2. **Given** a hub scheduled for migration, **When** the rollout flag switches it to the modular implementation, **Then** rollback toggles exist to return to legacy routing within one command.

---

### Edge Cases

- What happens when config references a hub type whose proxy/cache module has not been registered? System must fail fast during config validation with actionable errors.
- How does the system handle partial migrations where legacy cache files conflict with new module layouts? Must auto-migrate or isolate on first access to prevent `ENOTDIR`.
- How is observability handled when a module panics or returns invalid data? The interface must standardize error propagation so circuit breakers/logging stay consistent.

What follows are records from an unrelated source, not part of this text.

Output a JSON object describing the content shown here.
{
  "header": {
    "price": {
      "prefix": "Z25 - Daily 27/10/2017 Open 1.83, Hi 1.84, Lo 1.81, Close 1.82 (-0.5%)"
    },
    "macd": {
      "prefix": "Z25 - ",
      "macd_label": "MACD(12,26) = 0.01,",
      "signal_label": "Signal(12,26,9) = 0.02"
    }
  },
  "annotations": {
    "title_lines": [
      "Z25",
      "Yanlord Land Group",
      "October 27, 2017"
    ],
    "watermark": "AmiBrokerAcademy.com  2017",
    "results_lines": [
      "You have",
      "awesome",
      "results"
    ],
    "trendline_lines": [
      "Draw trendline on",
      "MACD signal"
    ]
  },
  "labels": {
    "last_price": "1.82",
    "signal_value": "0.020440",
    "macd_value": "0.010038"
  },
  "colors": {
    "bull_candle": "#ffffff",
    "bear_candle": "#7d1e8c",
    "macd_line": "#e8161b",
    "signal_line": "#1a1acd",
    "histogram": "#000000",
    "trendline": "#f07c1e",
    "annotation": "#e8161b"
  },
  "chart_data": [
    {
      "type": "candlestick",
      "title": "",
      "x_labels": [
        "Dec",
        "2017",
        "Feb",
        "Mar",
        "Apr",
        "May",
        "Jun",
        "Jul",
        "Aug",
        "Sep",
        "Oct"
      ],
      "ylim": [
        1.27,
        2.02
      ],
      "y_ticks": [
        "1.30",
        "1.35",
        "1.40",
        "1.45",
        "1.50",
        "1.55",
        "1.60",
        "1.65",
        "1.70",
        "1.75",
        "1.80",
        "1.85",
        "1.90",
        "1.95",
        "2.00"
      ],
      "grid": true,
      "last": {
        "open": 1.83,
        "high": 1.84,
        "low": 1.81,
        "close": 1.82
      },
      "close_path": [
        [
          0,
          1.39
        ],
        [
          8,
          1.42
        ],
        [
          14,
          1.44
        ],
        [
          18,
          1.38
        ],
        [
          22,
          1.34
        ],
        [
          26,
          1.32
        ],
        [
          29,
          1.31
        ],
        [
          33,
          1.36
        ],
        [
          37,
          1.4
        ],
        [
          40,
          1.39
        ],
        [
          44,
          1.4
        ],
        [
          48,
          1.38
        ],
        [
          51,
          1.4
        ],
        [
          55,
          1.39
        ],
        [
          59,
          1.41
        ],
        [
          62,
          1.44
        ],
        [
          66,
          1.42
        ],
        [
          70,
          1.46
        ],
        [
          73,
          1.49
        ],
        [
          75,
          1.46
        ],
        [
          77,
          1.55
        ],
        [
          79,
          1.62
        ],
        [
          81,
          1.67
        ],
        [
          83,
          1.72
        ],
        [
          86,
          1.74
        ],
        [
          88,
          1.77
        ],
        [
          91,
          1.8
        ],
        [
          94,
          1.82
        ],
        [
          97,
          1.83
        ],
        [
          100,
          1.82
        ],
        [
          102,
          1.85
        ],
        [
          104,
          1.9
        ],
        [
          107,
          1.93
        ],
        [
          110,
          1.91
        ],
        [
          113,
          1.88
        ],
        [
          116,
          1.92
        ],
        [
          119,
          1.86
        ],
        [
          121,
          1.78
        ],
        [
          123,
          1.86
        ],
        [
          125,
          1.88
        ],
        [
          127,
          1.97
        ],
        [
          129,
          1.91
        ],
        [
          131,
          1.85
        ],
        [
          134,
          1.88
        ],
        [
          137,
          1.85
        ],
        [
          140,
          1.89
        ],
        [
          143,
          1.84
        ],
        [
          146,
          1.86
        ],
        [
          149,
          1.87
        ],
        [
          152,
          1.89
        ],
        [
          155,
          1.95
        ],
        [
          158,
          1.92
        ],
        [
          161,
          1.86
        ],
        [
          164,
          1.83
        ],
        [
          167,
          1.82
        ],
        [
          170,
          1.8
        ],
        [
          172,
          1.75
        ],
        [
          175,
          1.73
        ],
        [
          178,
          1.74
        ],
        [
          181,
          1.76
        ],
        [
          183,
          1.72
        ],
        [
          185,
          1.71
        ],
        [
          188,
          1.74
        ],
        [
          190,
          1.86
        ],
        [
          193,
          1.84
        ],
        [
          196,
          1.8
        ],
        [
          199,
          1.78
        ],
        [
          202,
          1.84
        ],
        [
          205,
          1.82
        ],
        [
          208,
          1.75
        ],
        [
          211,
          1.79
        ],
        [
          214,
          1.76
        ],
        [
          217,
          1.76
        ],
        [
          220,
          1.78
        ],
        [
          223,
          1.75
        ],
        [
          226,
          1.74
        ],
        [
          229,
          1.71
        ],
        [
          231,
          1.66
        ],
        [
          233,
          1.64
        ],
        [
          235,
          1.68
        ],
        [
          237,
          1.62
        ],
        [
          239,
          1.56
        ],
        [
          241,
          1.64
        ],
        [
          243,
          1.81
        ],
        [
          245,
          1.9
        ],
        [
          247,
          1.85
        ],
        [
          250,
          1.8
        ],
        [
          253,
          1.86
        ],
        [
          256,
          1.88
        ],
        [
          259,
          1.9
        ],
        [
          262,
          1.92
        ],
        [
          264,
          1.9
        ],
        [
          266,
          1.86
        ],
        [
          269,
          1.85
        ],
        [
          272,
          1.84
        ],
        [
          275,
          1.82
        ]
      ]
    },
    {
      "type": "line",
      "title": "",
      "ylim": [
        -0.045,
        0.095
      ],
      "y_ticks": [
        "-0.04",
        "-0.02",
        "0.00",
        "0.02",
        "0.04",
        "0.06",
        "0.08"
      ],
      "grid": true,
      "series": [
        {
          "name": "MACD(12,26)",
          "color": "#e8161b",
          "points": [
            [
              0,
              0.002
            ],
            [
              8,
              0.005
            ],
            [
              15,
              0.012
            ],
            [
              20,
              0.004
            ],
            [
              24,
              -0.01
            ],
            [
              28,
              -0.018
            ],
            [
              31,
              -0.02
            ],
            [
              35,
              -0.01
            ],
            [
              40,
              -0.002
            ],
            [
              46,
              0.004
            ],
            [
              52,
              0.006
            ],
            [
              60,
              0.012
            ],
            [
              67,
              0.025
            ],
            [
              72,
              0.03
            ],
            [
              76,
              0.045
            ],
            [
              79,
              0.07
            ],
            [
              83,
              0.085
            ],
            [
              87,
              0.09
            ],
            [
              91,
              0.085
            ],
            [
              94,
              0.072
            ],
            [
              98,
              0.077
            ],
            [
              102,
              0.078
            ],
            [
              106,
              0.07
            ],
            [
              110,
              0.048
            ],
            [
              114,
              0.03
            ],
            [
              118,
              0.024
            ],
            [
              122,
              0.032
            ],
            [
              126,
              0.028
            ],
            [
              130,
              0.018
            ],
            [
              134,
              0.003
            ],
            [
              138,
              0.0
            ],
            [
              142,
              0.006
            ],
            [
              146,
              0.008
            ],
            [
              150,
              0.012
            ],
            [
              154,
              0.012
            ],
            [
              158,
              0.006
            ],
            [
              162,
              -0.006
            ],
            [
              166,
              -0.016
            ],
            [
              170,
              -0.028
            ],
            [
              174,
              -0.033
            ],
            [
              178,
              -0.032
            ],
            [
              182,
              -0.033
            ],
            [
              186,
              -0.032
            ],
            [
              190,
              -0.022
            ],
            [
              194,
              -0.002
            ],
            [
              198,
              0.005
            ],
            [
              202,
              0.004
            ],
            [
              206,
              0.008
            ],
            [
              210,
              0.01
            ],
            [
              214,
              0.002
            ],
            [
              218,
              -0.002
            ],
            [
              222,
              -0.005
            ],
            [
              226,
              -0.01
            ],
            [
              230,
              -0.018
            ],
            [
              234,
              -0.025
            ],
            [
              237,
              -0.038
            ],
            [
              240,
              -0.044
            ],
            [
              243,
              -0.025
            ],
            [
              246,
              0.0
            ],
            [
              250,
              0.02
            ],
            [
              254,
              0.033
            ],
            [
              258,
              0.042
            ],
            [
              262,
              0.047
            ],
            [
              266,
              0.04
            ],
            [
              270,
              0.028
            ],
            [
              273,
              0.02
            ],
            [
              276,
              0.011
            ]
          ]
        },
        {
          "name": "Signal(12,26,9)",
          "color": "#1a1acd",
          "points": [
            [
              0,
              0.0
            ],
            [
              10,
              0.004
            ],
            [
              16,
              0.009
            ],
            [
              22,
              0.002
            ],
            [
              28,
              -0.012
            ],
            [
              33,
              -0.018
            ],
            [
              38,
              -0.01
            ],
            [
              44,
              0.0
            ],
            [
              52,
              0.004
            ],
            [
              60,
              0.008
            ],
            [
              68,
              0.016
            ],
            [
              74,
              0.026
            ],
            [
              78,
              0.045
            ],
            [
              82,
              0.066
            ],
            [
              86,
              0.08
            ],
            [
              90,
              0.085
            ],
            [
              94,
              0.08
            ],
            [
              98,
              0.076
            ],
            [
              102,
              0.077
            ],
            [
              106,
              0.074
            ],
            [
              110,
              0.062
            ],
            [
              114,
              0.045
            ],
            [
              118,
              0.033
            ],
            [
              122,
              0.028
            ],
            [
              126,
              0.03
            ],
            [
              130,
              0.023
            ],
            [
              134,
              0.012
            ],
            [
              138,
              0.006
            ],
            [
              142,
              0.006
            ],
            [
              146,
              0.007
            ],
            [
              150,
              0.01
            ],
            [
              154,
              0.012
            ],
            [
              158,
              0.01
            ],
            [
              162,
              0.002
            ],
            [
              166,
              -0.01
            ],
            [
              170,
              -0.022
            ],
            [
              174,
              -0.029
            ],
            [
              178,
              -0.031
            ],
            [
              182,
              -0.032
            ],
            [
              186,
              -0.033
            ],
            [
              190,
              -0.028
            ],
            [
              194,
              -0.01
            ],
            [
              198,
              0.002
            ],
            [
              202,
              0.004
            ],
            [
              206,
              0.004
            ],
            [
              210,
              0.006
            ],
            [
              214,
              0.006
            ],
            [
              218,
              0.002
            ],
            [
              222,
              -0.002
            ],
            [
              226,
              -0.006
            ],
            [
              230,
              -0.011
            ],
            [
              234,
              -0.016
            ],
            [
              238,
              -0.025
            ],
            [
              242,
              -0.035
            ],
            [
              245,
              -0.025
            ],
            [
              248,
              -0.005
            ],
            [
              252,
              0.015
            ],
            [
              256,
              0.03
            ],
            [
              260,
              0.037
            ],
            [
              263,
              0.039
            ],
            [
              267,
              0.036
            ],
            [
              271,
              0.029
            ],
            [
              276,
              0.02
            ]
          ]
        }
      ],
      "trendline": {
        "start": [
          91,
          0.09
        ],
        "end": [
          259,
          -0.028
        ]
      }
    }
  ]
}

## Requirements *(mandatory)*

### Functional Requirements

- **FR-001**: Provide explicit proxy and cache interfaces describing the operations (request admission, upstream fetch, cache read/write/invalidation, observability hooks) that every hub-specific module must implement.
- **FR-002**: Restructure the codebase so each hub type registers a single module directory that owns both proxy and cache behaviors (optional internal subpackages allowed) while sharing only the common interfaces; no hub-specific logic may leak into the shared adapters.
- **FR-003**: Implement a registry or factory that maps the `config.toml` hub definition to the corresponding proxy/cache module and fails validation if no module is found.
- **FR-004**: Allow hub-level overrides for cache behaviors (TTL, validation strategy, disk layout) that modules can opt in to, with documented defaults and validation of allowed ranges.
- **FR-005**: Maintain backward compatibility by providing a legacy adapter that wraps the existing shared proxy/cache until all hubs migrate, including feature flags to switch per hub.
- **FR-006**: Ensure runtime telemetry (logs, metrics, tracing spans) include the module identifier so operators can attribute failures or latency to a specific hub module.
- **FR-007**: Deliver migration guidance and developer documentation outlining how to add a new module, required tests, and expected directory structure.
- **FR-008**: Update automated tests (unit + integration) so each module can be exercised independently and regression suites cover mixed legacy/new deployments.

### Key Entities *(include if feature involves data)*

- **Hub Module**: Represents a cohesive proxy+cache implementation for a specific ecosystem; attributes include supported protocols, cache strategy hooks, telemetry tags, and configuration constraints.
- **Module Registry**: Describes the mapping between hub names/types in config and their module implementations; stores module metadata (version, status, migration flag) for validation and observability.
- **Cache Strategy Profile**: Captures the policy knobs a module exposes (TTL, validation method, disk layout, eviction rules) and the allowed override values defined per hub.

### Assumptions

- Existing hubs (npm, Docker, PyPI) will be migrated sequentially; legacy adapters remain available until the last hub switches.
- Engineers adding a new hub type can modify configuration schemas and documentation but not core runtime dependencies.
- Telemetry stack (logs/metrics) already exists and only requires additional tags; no new observability backend is needed.

## Success Criteria *(mandatory)*

### Measurable Outcomes

- **SC-001**: A new hub type can be added by touching only its module directory plus configuration (≤2 additional files) and passes the module’s test suite within one working day.
- **SC-002**: Regression test suites show zero failing cases for unchanged hubs after enabling the modular architecture (baseline established before rollout).
- **SC-003**: Configuration validation rejects 100% of hubs that reference unregistered modules, preventing runtime panics in staging or production.
- **SC-004**: Operational logs for proxy and cache events include the module identifier in 100% of entries, enabling SREs to scope incidents in under 5 minutes.